The Marriage Equality Movement Takes On Oklahoma

The Marriage Equality Movement Takes On Oklahoma

As the 10th U.S. Circuit Court of Appeals reviews an Oklahoma lawsuit challenging the state’s ban on same-sex unions, a new statewide television ad sponsored by national advocacy group Freedom to Marry airs Monday in the state.

The weeklong commercial features retired Army colonel and Purple Heart recipient Ed Cuyler and his wife Robbie advocating on behalf of their lesbian daughter Deedra, who married her partner Amber in Massachusetts in 2011. The couple and their three children live on Cuyler’s ranch near Fort Sill.

“Here in Oklahoma we value family,” Cuyler begins, as the ad shows the family walking around the ranch with their children, a scene set to appeal to the red state’s rural values. “When Deedra told me she was gay, as her dad, I was worried, because I wanted to protect her.”

“As a veteran, I know freedom means freedom for everyone,” Cuyler says in the ad, which is also backed by the Equality Network’s statewide public education campaign Freedom Oklahoma. “And no family should be denied a basic freedom.”

Under Oklahoma’s 2004 constitutional amendment banning the recognition of same-sex marriages performed legally in other states, Deedra is unable to add Amber to her health insurance policy despite having worked at the Lawton Goodyear tire factory for almost 24 years.

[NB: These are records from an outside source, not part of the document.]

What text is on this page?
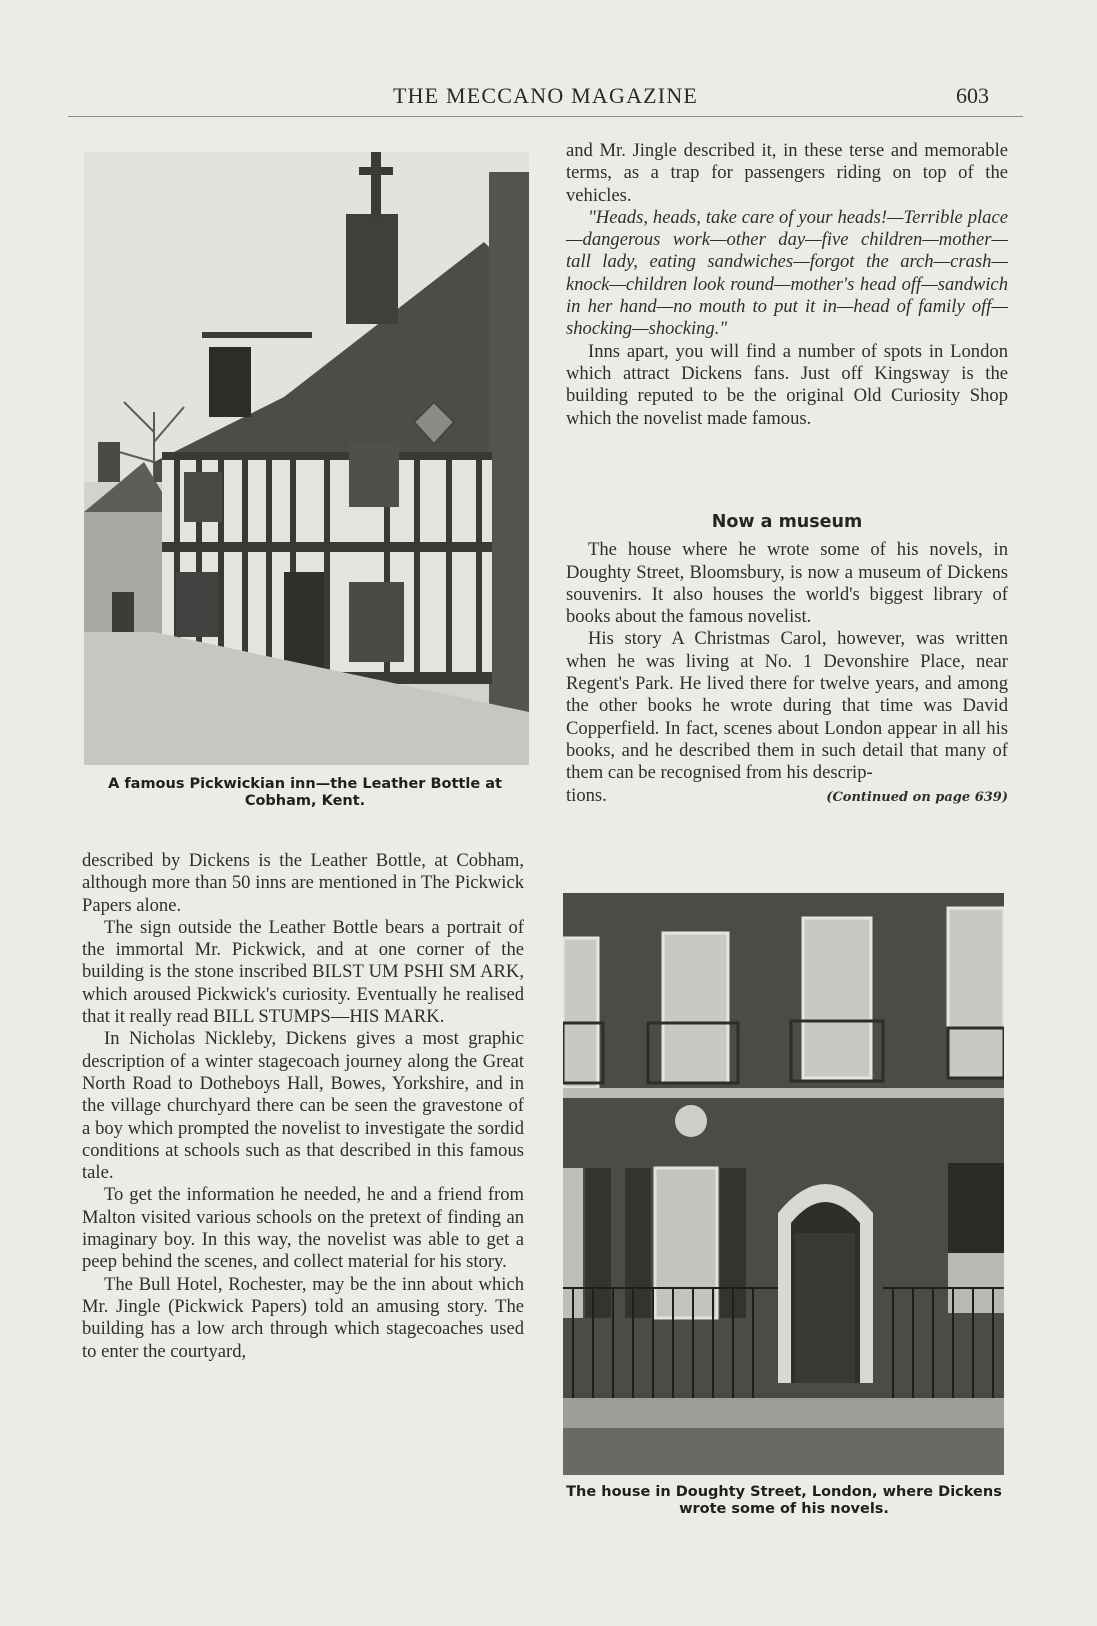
THE MECCANO MAGAZINE	603
A famous Pickwickian inn—the Leather Bottle at Cobham, Kent.

described by Dickens is the Leather Bottle, at Cobham, although more than 50 inns are mentioned in The Pickwick Papers alone.

The sign outside the Leather Bottle bears a portrait of the immortal Mr. Pickwick, and at one corner of the building is the stone inscribed BILST UM PSHI SM ARK, which aroused Pickwick's curiosity. Eventually he realised that it really read BILL STUMPS—HIS MARK.

In Nicholas Nickleby, Dickens gives a most graphic description of a winter stagecoach journey along the Great North Road to Dotheboys Hall, Bowes, Yorkshire, and in the village churchyard there can be seen the gravestone of a boy which prompted the novelist to investigate the sordid conditions at schools such as that described in this famous tale.

To get the information he needed, he and a friend from Malton visited various schools on the pretext of finding an imaginary boy. In this way, the novelist was able to get a peep behind the scenes, and collect material for his story.

The Bull Hotel, Rochester, may be the inn about which Mr. Jingle (Pickwick Papers) told an amusing story. The building has a low arch through which stagecoaches used to enter the courtyard,

and Mr. Jingle described it, in these terse and memorable terms, as a trap for passengers riding on top of the vehicles.

"Heads, heads, take care of your heads!—Terrible place—dangerous work—other day—five children—mother—tall lady, eating sandwiches—forgot the arch—crash—knock—children look round—mother's head off—sandwich in her hand—no mouth to put it in—head of family off—shocking—shocking."

Inns apart, you will find a number of spots in London which attract Dickens fans. Just off Kingsway is the building reputed to be the original Old Curiosity Shop which the novelist made famous.

Now a museum

The house where he wrote some of his novels, in Doughty Street, Bloomsbury, is now a museum of Dickens souvenirs. It also houses the world's biggest library of books about the famous novelist.

His story A Christmas Carol, however, was written when he was living at No. 1 Devonshire Place, near Regent's Park. He lived there for twelve years, and among the other books he wrote during that time was David Copperfield. In fact, scenes about London appear in all his books, and he described them in such detail that many of them can be recognised from his descrip-

tions.	(Continued on page 639)
The house in Doughty Street, London, where Dickens wrote some of his novels.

"We're a normal family," Deedra explained in an interview with The Oklahoman on Sunday. “We work, we try to take care of our children.”

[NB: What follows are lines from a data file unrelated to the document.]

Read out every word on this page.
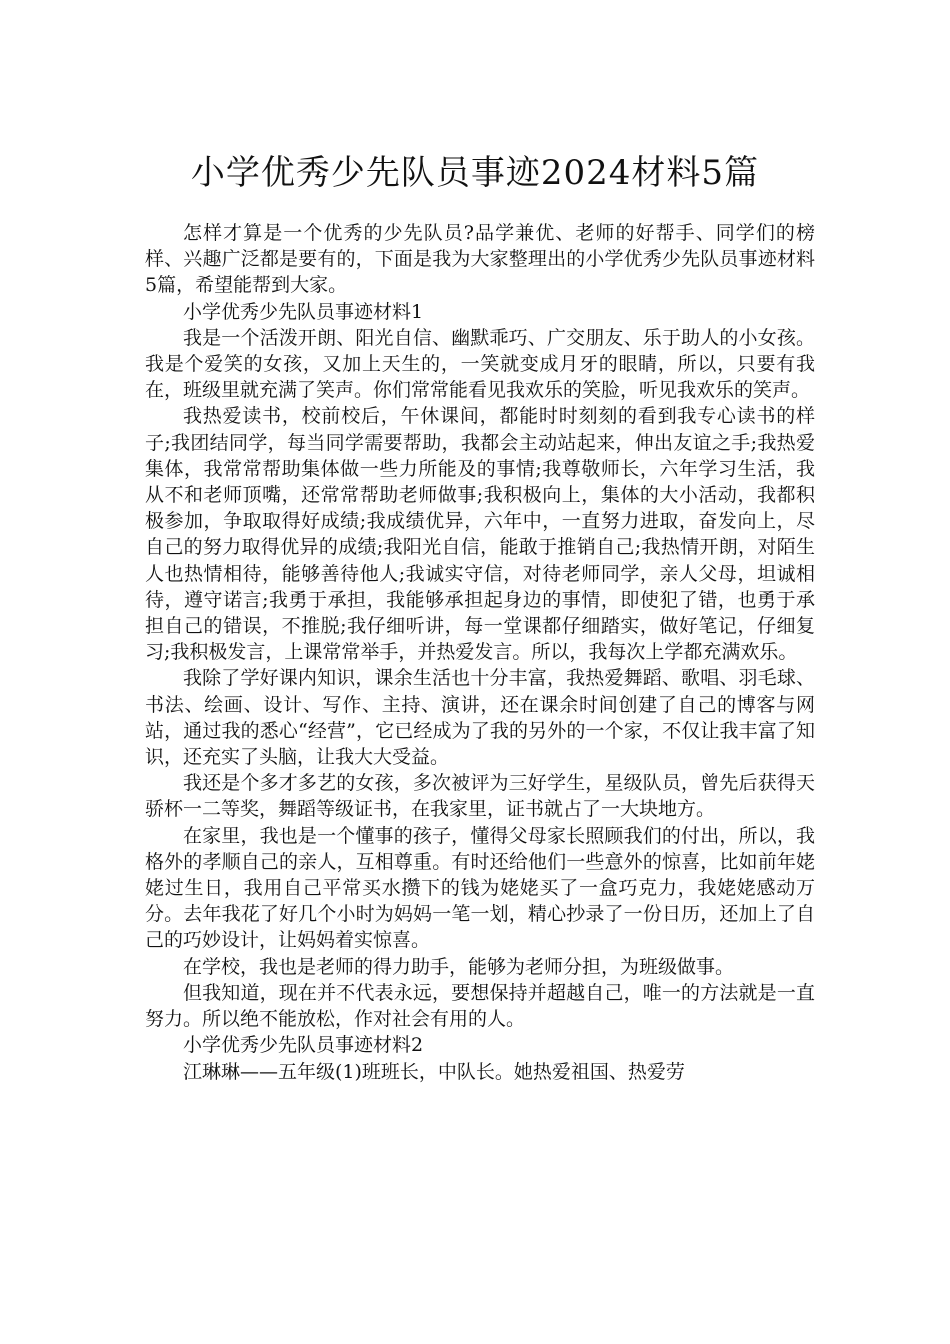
小学优秀少先队员事迹2024材料5篇

怎样才算是一个优秀的少先队员?品学兼优、老师的好帮手、同学们的榜样、兴趣广泛都是要有的，下面是我为大家整理出的小学优秀少先队员事迹材料5篇，希望能帮到大家。

小学优秀少先队员事迹材料1

我是一个活泼开朗、阳光自信、幽默乖巧、广交朋友、乐于助人的小女孩。我是个爱笑的女孩，又加上天生的，一笑就变成月牙的眼睛，所以，只要有我在，班级里就充满了笑声。你们常常能看见我欢乐的笑脸，听见我欢乐的笑声。

我热爱读书，校前校后，午休课间，都能时时刻刻的看到我专心读书的样子;我团结同学，每当同学需要帮助，我都会主动站起来，伸出友谊之手;我热爱集体，我常常帮助集体做一些力所能及的事情;我尊敬师长，六年学习生活，我从不和老师顶嘴，还常常帮助老师做事;我积极向上，集体的大小活动，我都积极参加，争取取得好成绩;我成绩优异，六年中，一直努力进取，奋发向上，尽自己的努力取得优异的成绩;我阳光自信，能敢于推销自己;我热情开朗，对陌生人也热情相待，能够善待他人;我诚实守信，对待老师同学，亲人父母，坦诚相待，遵守诺言;我勇于承担，我能够承担起身边的事情，即使犯了错，也勇于承担自己的错误，不推脱;我仔细听讲，每一堂课都仔细踏实，做好笔记，仔细复习;我积极发言，上课常常举手，并热爱发言。所以，我每次上学都充满欢乐。

我除了学好课内知识，课余生活也十分丰富，我热爱舞蹈、歌唱、羽毛球、书法、绘画、设计、写作、主持、演讲，还在课余时间创建了自己的博客与网站，通过我的悉心“经营”，它已经成为了我的另外的一个家，不仅让我丰富了知识，还充实了头脑，让我大大受益。

我还是个多才多艺的女孩，多次被评为三好学生，星级队员，曾先后获得天骄杯一二等奖，舞蹈等级证书，在我家里，证书就占了一大块地方。

在家里，我也是一个懂事的孩子，懂得父母家长照顾我们的付出，所以，我格外的孝顺自己的亲人，互相尊重。有时还给他们一些意外的惊喜，比如前年姥姥过生日，我用自己平常买水攒下的钱为姥姥买了一盒巧克力，我姥姥感动万分。去年我花了好几个小时为妈妈一笔一划，精心抄录了一份日历，还加上了自己的巧妙设计，让妈妈着实惊喜。

在学校，我也是老师的得力助手，能够为老师分担，为班级做事。

但我知道，现在并不代表永远，要想保持并超越自己，唯一的方法就是一直努力。所以绝不能放松，作对社会有用的人。

小学优秀少先队员事迹材料2

江琳琳——五年级(1)班班长，中队长。她热爱祖国、热爱劳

“I know some people are afraid -- you are afraid of what you don’t know," Deedra added.

In January, Senior U.S. District Judge Terence Kern ruled that Oklahoma’s same-sex marriage ban was unconstitutional, describing the statute as "an arbitrary, irrational exclusion of just one class of Oklahoma citizens from a governmental benefit." A three-judge panel on the 10th Circuit is expected to decide on the case, and a similar one from Utah, in the next few weeks.